Consider getting mom or dad in touch with a financial specialist who can provide an unbiased opinion on how they may reduce costs and free up discretionary money if they are plagued by mortgage interest or struggling to pay the electricity bills on a property with greater floor space than one requires.
Any Plans for In-Home Care or Assisted Living?
Your parents may not require long-term insurance coverage, especially if they have enough resources to pay for in-home care or assisted living if necessary. However, given the rising expense of such treatment, it’s preferable to talk about options before the need emerges.
According to a Genworth Cost of Care Survey, the national median cost spent for assisted living apartments in 2019 was about $4,000 per month while home health care assistants charge an estimate of close to $4,500 per month. If your loved one is planning to pay out of their pocket, this might quickly drain resources, so it’s a topic that should be discussed as soon as possible to ensure that expectations are met.

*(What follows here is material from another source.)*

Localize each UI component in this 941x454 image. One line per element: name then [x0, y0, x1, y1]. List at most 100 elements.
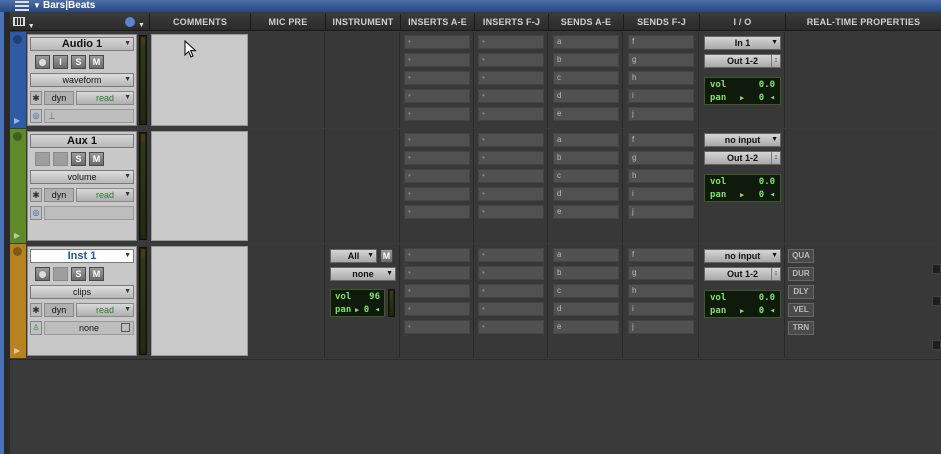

Because statistics suggest that elderly individuals are living much longer, children or grandchildren of the elderly are more likely to be responsible for financial accounts other than their own as they age. You might have to assume your parents’ financial duties if they become unlikely to make sound decisions. You can be in a better position to manage if you ask your parents about important financial issues now. It could even provide you the chance to assist them with their wealth management.